There was no question of her mother returning home. Garrett knew she’d have to move her to Spokane, but in order to finance the move she’d need to sell the house. Yet how could she sell a house that had basically become a landfill?

She contacted Matt Paxton who owns a company called Clutter Cleaners. When he saw Garrett’s photos, he asked permission to send them to the television show “Hoarders.” Within weeks, help was on the way.

Manuel, a former technical writer, explained her living conditions. “I was gathering things for retirement because I was worried about not having enough money. I knew I wouldn’t be able to afford craft supplies, so I bought what I could,” she said. “The mess of it was craft magazines, yarn, cloth and junk mail I didn’t put in the trash.”

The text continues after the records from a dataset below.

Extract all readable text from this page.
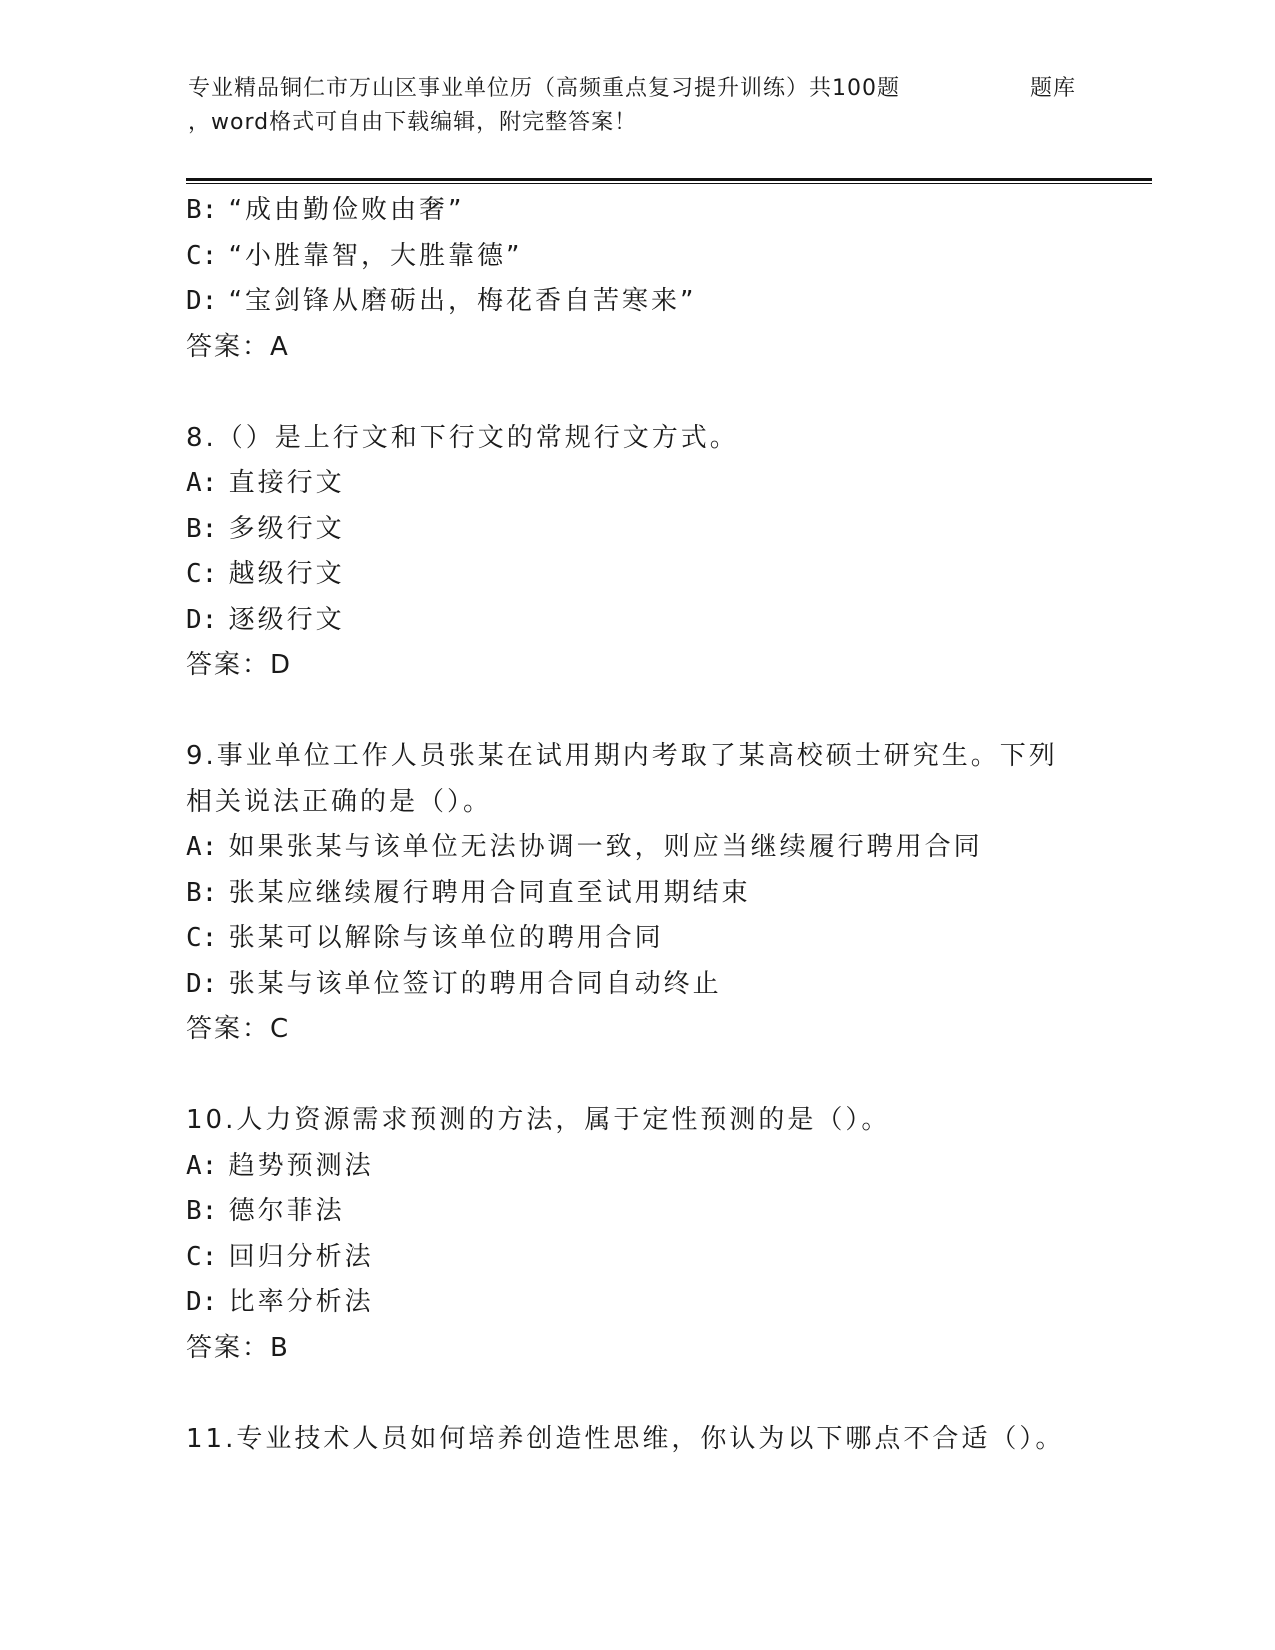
专业精品铜仁市万山区事业单位历（高频重点复习提升训练）共100题
，word格式可自由下载编辑，附完整答案！
题库
B: “成由勤俭败由奢”
C: “小胜靠智，大胜靠德”
D: “宝剑锋从磨砺出，梅花香自苦寒来”
答案：A
8.（）是上行文和下行文的常规行文方式。
A: 直接行文
B: 多级行文
C: 越级行文
D: 逐级行文
答案：D
9.事业单位工作人员张某在试用期内考取了某高校硕士研究生。下列
相关说法正确的是（）。
A: 如果张某与该单位无法协调一致，则应当继续履行聘用合同
B: 张某应继续履行聘用合同直至试用期结束
C: 张某可以解除与该单位的聘用合同
D: 张某与该单位签订的聘用合同自动终止
答案：C
10.人力资源需求预测的方法，属于定性预测的是（）。
A: 趋势预测法
B: 德尔菲法
C: 回归分析法
D: 比率分析法
答案：B
11.专业技术人员如何培养创造性思维，你认为以下哪点不合适（）。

But it was much more than that. Parts of her home hadn’t been accessible since 2003. The cleaning crew took out three tons of used adult diapers. Broken pipes caused water damage throughout the home. There was ivy growing inside the house.

Manuel settled into an assisted living facility in south Spokane. Eventually, her home was sold, gutted and rebuilt.

Garrett’s experience prompted her to reach out to other adult children of hoarders. She said, “I realized hoarding wasn’t just my mom’s problem – it was mine. Though I don’t hoard, I’ve been impacted by the results of that lifestyle.”

Dealing with a legacy fraught with feelings of shame and inadequacy strengthened her resolve and determination.

“I want to help other families,” she said. “Hoarding is a lot deeper than stuff – it’s a disorder that affects the entire family.”